Headroom uses the `ContentDetector` class defined in [`headroom/transforms/content_detector.py`](https://github.com/chopratejas/headroom/blob/main/headroom/transforms/content_detector.py) to analyze payload structure and heuristics. The detection runs in `_detect_content` within the `ContentRouter`, classifying input into categories like code, logs, search results, or mixed content before the routing logic selects an appropriate `CompressionStrategy`.

### Can I completely disable the log compressor while keeping other compressors active?

Yes. Set `enable_log_compressor=False` in your `ContentRouterConfig` initialization. According to the source code in [`headroom/transforms/content_router.py`](https://github.com/chopratejas/headroom/blob/main/headroom/transforms/content_router.py), this boolean flag gates the execution of the log compression pathway, causing the router to skip `LogCompressor` and proceed to the next applicable strategy or the configured fallback.

### What happens if no compressor matches my content type?

The router uses the `fallback_strategy` parameter to determine behavior when detection fails or when all specific compressors are disabled. As implemented in `_strategy_from_detection`, if no specific mapping exists for the detected `ContentType`, the system applies the strategy specified in your `ContentRouterConfig` (commonly `CompressionStrategy.TEXT` for the generic `TextCompressor` or `CompressionStrategy.KOMPRESS` for ML-based compression).

### How do I set different compression thresholds for search results versus logs?
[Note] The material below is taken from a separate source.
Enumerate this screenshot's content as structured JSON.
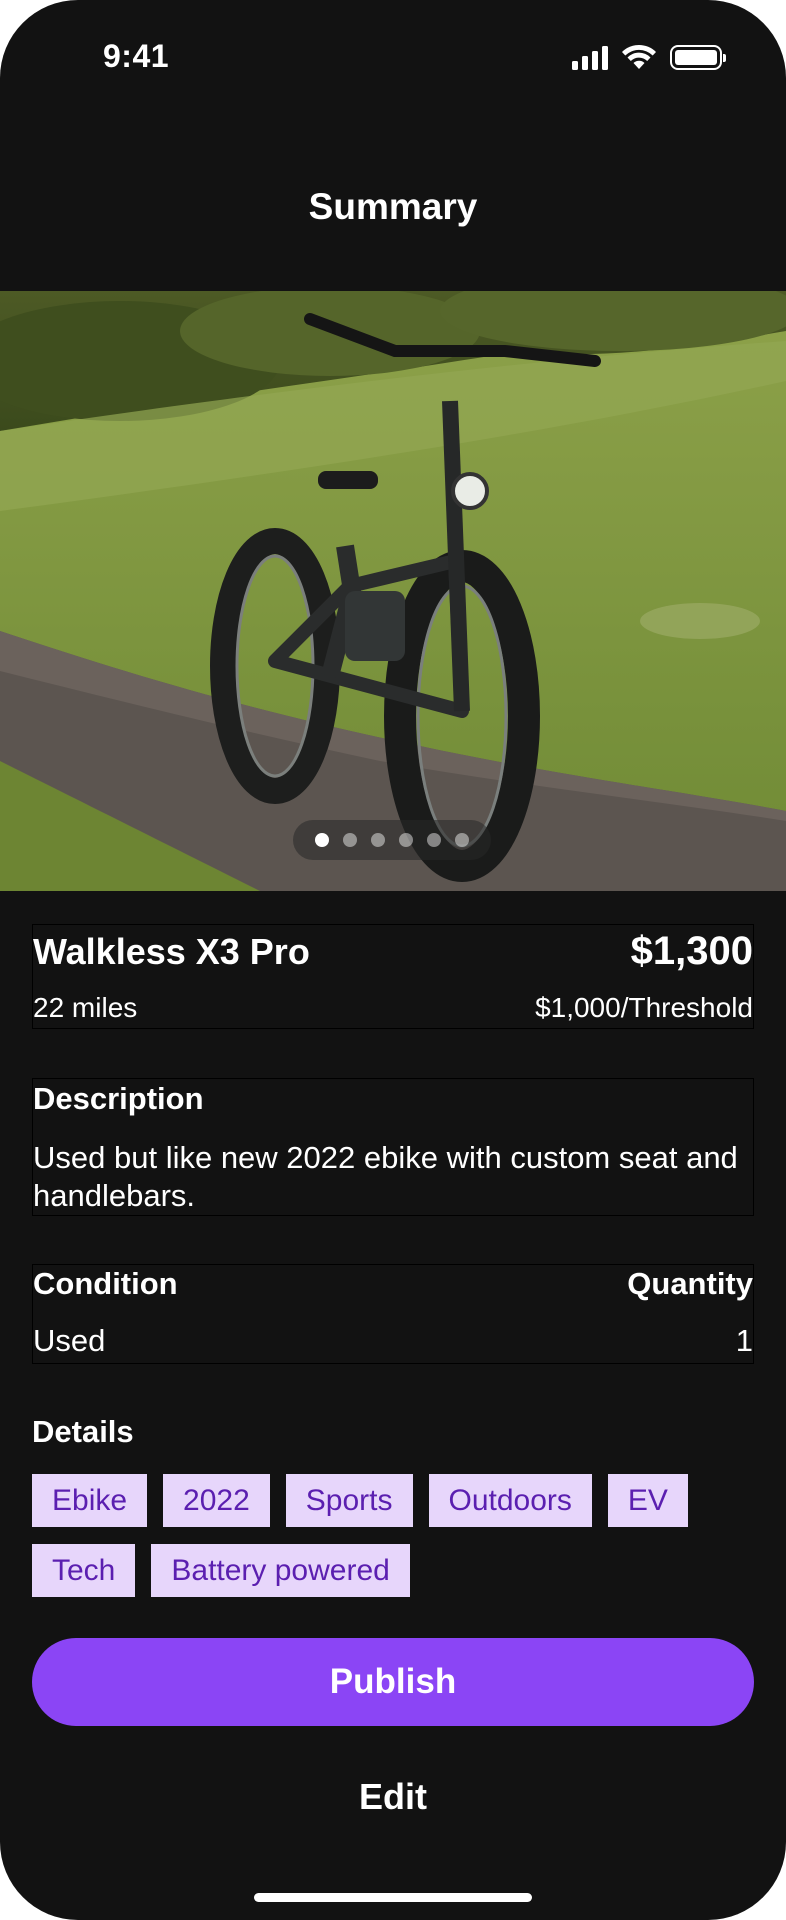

Define separate entries in the `tool_profiles` dictionary when constructing `ContentRouterConfig`. For search results, instantiate `SearchCompressorConfig` (defined in [`headroom/transforms/search_compressor.py`](https://github.com/chopratejas/headroom/blob/main/headroom/transforms/search_compressor.py) lines 1-30) with parameters like `max_results` and `relevance_threshold`. For logs, use `LogCompressorConfig` (from [`headroom/transforms/log_compressor.py`](https://github.com/chopratejas/headroom/blob/main/headroom/transforms/log_compressor.py)) with `max_lines` and `preserve_errors` settings. This allows independent tuning of aggressiveness and preservation rules per content type.